Already, she’s made inroads among the community of activists that powers early campaigns. In Iowa, for example, Warren snagged Sanders’ former state caucus director for her staff there, a warning to the Sanders world that key players will get poached the longer he stays out.
And she recently topped a straw poll the progressive group The Daily Kos conducted, with 22 percent of the vote.
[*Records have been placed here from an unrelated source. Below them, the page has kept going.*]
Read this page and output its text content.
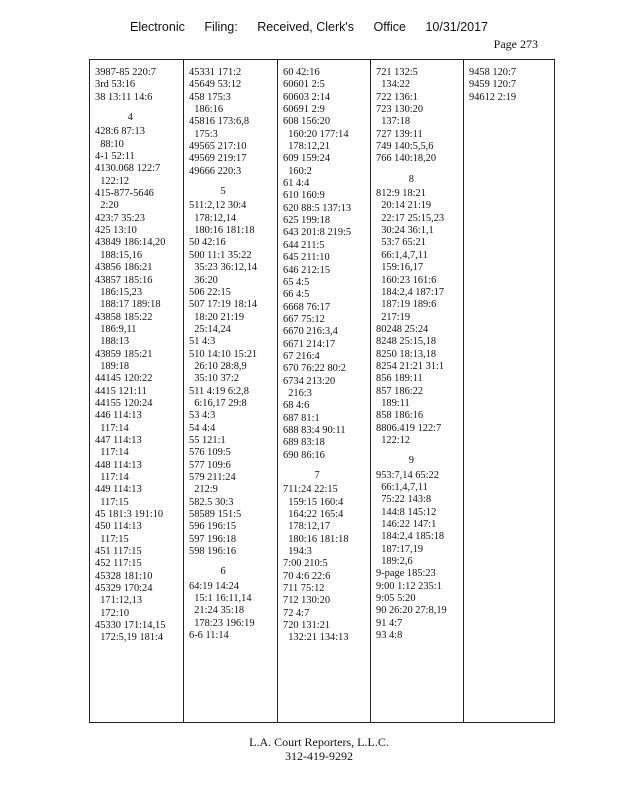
Electronic Filing: Received, Clerk's Office 10/31/2017
Page 273
3987-85 220:7
3rd 53:16
38 13:11 14:6
4
428:6 87:13
88:10
4-1 52:11
4130.068 122:7
122:12
415-877-5646
2:20
423:7 35:23
425 13:10
43849 186:14,20
188:15,16
43856 186:21
43857 185:16
186:15,23
188:17 189:18
43858 185:22
186:9,11
188:13
43859 185:21
189:18
44145 120:22
4415 121:11
44155 120:24
446 114:13
117:14
447 114:13
117:14
448 114:13
117:14
449 114:13
117:15
45 181:3 191:10
450 114:13
117:15
451 117:15
452 117:15
45328 181:10
45329 170:24
171:12,13
172:10
45330 171:14,15
172:5,19 181:4
45331 171:2
45649 53:12
458 175:3
186:16
45816 173:6,8
175:3
49565 217:10
49569 219:17
49666 220:3
5
511:2,12 30:4
178:12,14
180:16 181:18
50 42:16
500 11:1 35:22
35:23 36:12,14
36:20
506 22:15
507 17:19 18:14
18:20 21:19
25:14,24
51 4:3
510 14:10 15:21
26:10 28:8,9
35:10 37:2
511 4:19 6:2,8
6:16,17 29:8
53 4:3
54 4:4
55 121:1
576 109:5
577 109:6
579 211:24
212:9
582.5 30:3
58589 151:5
596 196:15
597 196:18
598 196:16
6
64:19 14:24
15:1 16:11,14
21:24 35:18
178:23 196:19
6-6 11:14
60 42:16
60601 2:5
60603 2:14
60691 2:9
608 156:20
160:20 177:14
178:12,21
609 159:24
160:2
61 4:4
610 160:9
620 88:5 137:13
625 199:18
643 201:8 219:5
644 211:5
645 211:10
646 212:15
65 4:5
66 4:5
6668 76:17
667 75:12
6670 216:3,4
6671 214:17
67 216:4
670 76:22 80:2
6734 213:20
216:3
68 4:6
687 81:1
688 83:4 90:11
689 83:18
690 86:16
7
711:24 22:15
159:15 160:4
164:22 165:4
178:12,17
180:16 181:18
194:3
7:00 210:5
70 4:6 22:6
711 75:12
712 130:20
72 4:7
720 131:21
132:21 134:13
721 132:5
134:22
722 136:1
723 130:20
137:18
727 139:11
749 140:5,5,6
766 140:18,20
8
812:9 18:21
20:14 21:19
22:17 25:15,23
30:24 36:1,1
53:7 65:21
66:1,4,7,11
159:16,17
160:23 161:6
184:2,4 187:17
187:19 189:6
217:19
80248 25:24
8248 25:15,18
8250 18:13,18
8254 21:21 31:1
856 189:11
857 186:22
189:11
858 186:16
8806.419 122:7
122:12
9
953:7,14 65:22
66:1,4,7,11
75:22 143:8
144:8 145:12
146:22 147:1
184:2,4 185:18
187:17,19
189:2,6
9-page 185:23
9:00 1:12 235:1
9:05 5:20
90 26:20 27:8,19
91 4:7
93 4:8
9458 120:7
9459 120:7
94612 2:19
L.A. Court Reporters, L.L.C.
312-419-9292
Sanders, dogged by recent reports that female members of his 2016 campaign staff were harassed or mistreated, came up a distant fifth, with just 11 percent.
“He can’t play the ‘I’m more progressive than thou’ card in this field, so he’s got nowhere to go but down, as other candidates become better known,” the Daily Kos wrote of Sanders’ poor showing.
While Warren doesn’t have Sanders’ national network, hitting the trail before him allows her to make her populist pitch on her own terms and prove she’s capable of carrying the progressive mantle in 2020.
Subtract the personal story about growing up working class in Oklahoma, and Warren’s announcement video, former Obama adviser David Axelrod told the Globe, “could have been a Bernie Sanders video.”
But the benefits of owning that populist mantle early go beyond Sanders in a crowded field of Democrats.
An adviser to liberal billionaire Tom Steyer cited Warren’s early messaging while explaining his decision last week not to run for president, according to The New York Times; Steyer felt Warren already commanded the message that he would have run on.
New Hampshire Democratic Party chairman Ray Buckley said Warren’s rollout was “extraordinarily well done,” but he doesn’t believe she puts pressure on Sanders, who ran strong among New Hampshire’s large bloc of independent voters.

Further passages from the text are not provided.